WHO Recommendation: Daily oral iron and folic acid supplementation in pregnancy

But the problem is that lots of women do not have their malaria and anaemia, or their post partum haemorrhage identified.

77.2 Haemorrhage

Grand multips - People with more than 4 children are more likely to bleed postpartum

1/4 of deaths of mothers in developing countries are due to haemorrhage.

Uterine blood flow at term is 700mls/minute! An untreated health woman may die from haemorrhage within 2 hours!

How do you prevent these deaths?

  • Prevent anaemia,
  • Stop bleeding,
  • Replace blood

Stopping this is:

  • Access to care (physically, affordable, available)
  • Skilled birth attendants in an enabling environment (setting with the correct resources)

oxytocin is a uterotonic, to contract it to stop bleeding

But it’s not the haemorrhage alone that kills women.

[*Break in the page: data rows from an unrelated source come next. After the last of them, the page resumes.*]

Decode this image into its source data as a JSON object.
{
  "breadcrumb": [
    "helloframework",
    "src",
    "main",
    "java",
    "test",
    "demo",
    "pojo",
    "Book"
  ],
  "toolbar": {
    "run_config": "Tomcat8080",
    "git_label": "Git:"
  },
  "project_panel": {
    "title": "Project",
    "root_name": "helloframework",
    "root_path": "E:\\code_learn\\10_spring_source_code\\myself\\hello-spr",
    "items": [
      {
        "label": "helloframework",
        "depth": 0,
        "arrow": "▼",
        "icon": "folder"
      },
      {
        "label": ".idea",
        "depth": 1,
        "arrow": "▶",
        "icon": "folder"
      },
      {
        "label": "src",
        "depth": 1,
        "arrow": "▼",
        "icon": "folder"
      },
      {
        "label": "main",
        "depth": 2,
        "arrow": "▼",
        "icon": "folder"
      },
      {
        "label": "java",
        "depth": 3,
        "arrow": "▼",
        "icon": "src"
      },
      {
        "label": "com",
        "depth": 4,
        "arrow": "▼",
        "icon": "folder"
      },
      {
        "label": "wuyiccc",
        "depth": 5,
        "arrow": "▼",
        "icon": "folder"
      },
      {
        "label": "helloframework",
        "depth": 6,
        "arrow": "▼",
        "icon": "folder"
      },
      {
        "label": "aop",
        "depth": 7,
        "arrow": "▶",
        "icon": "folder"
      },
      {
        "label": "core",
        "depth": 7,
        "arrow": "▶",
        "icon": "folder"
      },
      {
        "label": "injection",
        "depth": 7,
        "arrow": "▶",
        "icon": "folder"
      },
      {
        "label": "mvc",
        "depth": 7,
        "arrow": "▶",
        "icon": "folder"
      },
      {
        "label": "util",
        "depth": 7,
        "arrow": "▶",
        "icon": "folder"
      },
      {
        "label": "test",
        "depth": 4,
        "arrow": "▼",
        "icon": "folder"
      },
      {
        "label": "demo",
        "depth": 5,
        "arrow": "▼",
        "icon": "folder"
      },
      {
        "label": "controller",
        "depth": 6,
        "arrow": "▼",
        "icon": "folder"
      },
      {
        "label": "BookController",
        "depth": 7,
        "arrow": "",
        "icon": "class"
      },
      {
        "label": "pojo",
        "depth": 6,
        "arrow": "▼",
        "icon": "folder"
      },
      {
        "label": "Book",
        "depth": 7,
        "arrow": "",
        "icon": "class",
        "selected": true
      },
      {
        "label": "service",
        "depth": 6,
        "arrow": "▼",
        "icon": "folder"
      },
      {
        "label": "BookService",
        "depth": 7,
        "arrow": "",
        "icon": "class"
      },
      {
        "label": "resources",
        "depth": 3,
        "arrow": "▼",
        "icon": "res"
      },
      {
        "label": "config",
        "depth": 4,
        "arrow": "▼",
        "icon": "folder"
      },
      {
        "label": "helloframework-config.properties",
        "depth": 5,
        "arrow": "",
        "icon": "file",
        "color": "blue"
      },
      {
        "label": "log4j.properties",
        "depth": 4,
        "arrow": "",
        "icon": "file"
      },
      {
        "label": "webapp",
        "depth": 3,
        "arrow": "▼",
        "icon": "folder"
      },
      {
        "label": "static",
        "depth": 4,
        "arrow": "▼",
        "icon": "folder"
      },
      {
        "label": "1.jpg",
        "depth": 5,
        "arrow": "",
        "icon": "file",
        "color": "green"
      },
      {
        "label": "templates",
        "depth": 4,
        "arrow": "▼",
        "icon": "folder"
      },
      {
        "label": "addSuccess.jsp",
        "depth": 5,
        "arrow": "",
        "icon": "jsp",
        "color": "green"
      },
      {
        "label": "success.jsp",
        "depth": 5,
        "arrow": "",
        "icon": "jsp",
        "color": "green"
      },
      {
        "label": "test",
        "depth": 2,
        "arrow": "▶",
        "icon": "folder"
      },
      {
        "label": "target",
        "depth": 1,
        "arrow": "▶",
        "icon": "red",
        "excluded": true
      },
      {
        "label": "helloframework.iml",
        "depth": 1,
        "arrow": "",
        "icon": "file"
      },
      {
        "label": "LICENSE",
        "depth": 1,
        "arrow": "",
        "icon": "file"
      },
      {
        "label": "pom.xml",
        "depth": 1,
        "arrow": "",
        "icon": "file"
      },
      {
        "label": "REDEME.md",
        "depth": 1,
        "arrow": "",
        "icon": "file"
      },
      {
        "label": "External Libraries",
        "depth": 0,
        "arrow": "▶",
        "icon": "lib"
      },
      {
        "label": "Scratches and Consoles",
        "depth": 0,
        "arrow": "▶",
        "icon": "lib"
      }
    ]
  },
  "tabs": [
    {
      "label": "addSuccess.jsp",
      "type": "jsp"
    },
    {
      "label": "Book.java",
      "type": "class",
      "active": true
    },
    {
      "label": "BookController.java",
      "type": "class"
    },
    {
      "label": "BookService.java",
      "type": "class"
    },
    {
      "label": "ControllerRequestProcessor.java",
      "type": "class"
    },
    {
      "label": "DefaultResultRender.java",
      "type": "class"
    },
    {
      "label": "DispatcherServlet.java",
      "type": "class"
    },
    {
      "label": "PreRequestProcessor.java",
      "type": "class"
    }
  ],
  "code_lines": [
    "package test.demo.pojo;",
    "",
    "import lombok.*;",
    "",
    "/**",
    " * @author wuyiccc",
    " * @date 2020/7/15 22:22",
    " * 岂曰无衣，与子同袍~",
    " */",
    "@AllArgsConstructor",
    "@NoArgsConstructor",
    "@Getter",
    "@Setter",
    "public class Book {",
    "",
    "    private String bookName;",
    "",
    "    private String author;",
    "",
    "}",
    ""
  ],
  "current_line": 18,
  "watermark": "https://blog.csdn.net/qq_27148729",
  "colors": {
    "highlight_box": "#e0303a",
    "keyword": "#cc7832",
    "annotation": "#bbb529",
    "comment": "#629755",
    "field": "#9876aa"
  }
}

PPH is 1/4 maternal deaths, anaemia is 1/5 deaths, antepartum in india is 1/20 deaths.

9/10 women who died of obstetric haemorrhage in Kenya, received sub-optimal care and were potentially avoidable deaths.

In UK, one preganacy will die every 200,000 from haemorrhage

77.2.1 Causes

77.2.1.1 Ante Partum

  • Ectopic
  • Termination (unsafe abortion)
  • Placental abruption
  • Placenta praevia
  • Cervical tumour

77.2.1.2 Intra Partum

  • Abruption
  • Placenta Praevia

77.2.1.3 Post Partum

This is the biggest contributor to deaths from haemorrhage

4 T’s

  • Tone (uterine atony) - 70% of PPH
  • Tissue (retained products)
  • Trauma (tears)
  • Thrombin (consumption coagulopathy)

These four causes are not mutually exclusive, you can have all four!

77.2.2 C Sections

There is a worrying upward trend in C sections globally (1/5 of all deliveries), this matters in places where maternal mortality is high, and matters more with second pregnancies and beyond. 50% in some hospitals in Rwanda.

Up to around 19% C sections you see improvement in maternal and neonatal mortality.

After that you start getting disadvantaged by rates of deaths by increased bleeding: either in c-section, or abnormal placentation due to scar in uterus (more placenta praevia after c-sections), or due to tears in uterus.

77.2.3 Prevent haemorrhage

  • Treat anaemia
  • Avoid unneccesry c sections
  • US to know placenta
  • Good surgical technique
  • Ensure uterine cavity
  • Management of third stage (oxytocic - carbitocin is a heat stable alternative to oxytocin that needs a cold chain, and is an injection rather than an infusion)
  • Examine carefully for tears

77.2.4 Detecting haemorrhage

Shock Index = HR / Systolic BP

Good predictor of outcome of PPH

77.2.5 Stopping Bleeding

TXA: 1 gram IV was conducted in the Woman Trial. Hugh difference in maternal mortality. Now part of WHO guidelines.

Uterine Balloon Tamponade: Use a foley catheter and a condom

Surgical: B Lynch Suture

Anti Shock Garment in PPH

77.2.6 Replacing Blood

Blood bank service are not available everywhere.

So what about cell salvage. Doesn’t work if the patient is already anaemic!